Sunday, February 25, 2007

BEYOND LIFE AS WE KNOW IT

I have gotten dizzy by mere reading! Gene Wolfe’s Severian speaks of many incarnations of one spirit and many spirits inhabiting one incarnation and I reel at real sensations of Popa, Leonardo, Vincent, anyone I have loved observing my life through my eyes at least as intimately as I have through theirs.

Ah, the ever morphing realizations of internet possibility … I looked up Gene Wolfe and found almost as many words about his writing as he’s written, with speculations, questions and extensions by all sorts of contributors from readers and authors. That he is as obscure as he is, and was to me before being introduced, must be due to the lack of true literacy in the English speaking public. Those that do read range from escapist dalliances to serious saturation as indicated by relative knowledge expressed by anything from frivolous ideas to a list of extensive references to prior works proposed to be influences for everything from speech patterns to philosophies, from creatures to entire civilizations. Amazing.

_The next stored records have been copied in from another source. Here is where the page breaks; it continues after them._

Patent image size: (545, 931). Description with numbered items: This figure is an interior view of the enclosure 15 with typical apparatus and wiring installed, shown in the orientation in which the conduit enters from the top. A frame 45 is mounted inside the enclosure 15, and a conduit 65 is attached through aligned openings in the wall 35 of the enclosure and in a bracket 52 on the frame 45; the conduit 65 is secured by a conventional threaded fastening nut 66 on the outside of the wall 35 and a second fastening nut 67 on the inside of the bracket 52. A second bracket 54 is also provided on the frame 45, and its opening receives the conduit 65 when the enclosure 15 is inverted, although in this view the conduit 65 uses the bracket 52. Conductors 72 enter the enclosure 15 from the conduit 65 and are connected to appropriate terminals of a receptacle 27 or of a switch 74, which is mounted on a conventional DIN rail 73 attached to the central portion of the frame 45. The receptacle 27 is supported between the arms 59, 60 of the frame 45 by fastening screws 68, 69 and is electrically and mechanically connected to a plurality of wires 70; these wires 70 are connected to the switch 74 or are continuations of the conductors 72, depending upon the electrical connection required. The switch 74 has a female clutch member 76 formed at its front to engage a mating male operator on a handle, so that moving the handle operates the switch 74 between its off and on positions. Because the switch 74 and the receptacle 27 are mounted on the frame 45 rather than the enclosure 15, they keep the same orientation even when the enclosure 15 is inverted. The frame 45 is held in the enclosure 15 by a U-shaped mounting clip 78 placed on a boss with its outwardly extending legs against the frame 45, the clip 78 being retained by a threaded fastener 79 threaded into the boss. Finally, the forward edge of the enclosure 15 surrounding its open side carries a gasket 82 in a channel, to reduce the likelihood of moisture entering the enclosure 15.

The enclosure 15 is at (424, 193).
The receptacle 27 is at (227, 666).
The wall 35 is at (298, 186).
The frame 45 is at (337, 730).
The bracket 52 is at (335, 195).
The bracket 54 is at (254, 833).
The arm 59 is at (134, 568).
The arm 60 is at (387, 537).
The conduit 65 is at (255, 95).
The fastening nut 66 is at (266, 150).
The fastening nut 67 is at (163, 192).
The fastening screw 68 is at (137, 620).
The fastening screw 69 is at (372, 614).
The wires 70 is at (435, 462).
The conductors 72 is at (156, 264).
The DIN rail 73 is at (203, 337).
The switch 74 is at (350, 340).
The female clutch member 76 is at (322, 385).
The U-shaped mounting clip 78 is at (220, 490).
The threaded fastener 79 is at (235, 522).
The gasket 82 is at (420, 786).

My happiness sails upon the ocean I am. The waves and ripples and tides are my moods reflecting the winds of nature’s constant change and the islands and continents of my fellow humans’ actions and the orbit of my deepest love. The crests of well swelling require troughs of hell dwelling, for I could not feel so well had I never felt as poorly. The logarithmic comparison of such contrasts results in my happiness’ buoyancy. Attachment to pleasure and avoidance of pain amplify the deviation in such a way that confuses the location of my center amidst the storm at sea until I once again remember that my home port is my boat.

Dove, Love and Diamede

Okay, I can no longer pretend I am at this keyboard gleaning observations from my October ‘04 journal entries. The urge to come here was to purge myself of the all consuming awareness that the youngest of we four lovers of this home is no longer with us. After her usual nudging me into the playing stroking game, Diamede went back outside and left me as she found me, working on illustrations of topography in Java…Indonesia that is. The next thing I know, I hear strange cat sounds and a broken bottle from a shelf on the porch. I go out to find both Love and Dove watching in fascinations as Diamede is lying there as if asleep. When I go to her, she looks up at me and takes a raspy cough of a last breath. Her eyes never moved again. It is all I can think about. I suppose I am glad I am still so vulnerable as to take such a being so deeply into mine. It was no less than when my daughter died so young and suddenly. When mother died she hadn’t communicated with anyone for a week, she was so drugged, but she squeezed my hand in goodbye at the last breath she took. Diamede looked straight at me as her light went out. It has been thirteen years since I buried Ink and swore I would never go through that again. I know where the myth of the Flying Dutchman comes from … there is Love and Dove. Wisdom without sadness is at the shallow end.

1 comment:

Garth said...

Re: Gene Woolf, have you read the collection of stories "The Island of Dr Death"? Also I presume you have read The Atrocity Exhibition by JG Ballard? great stuff.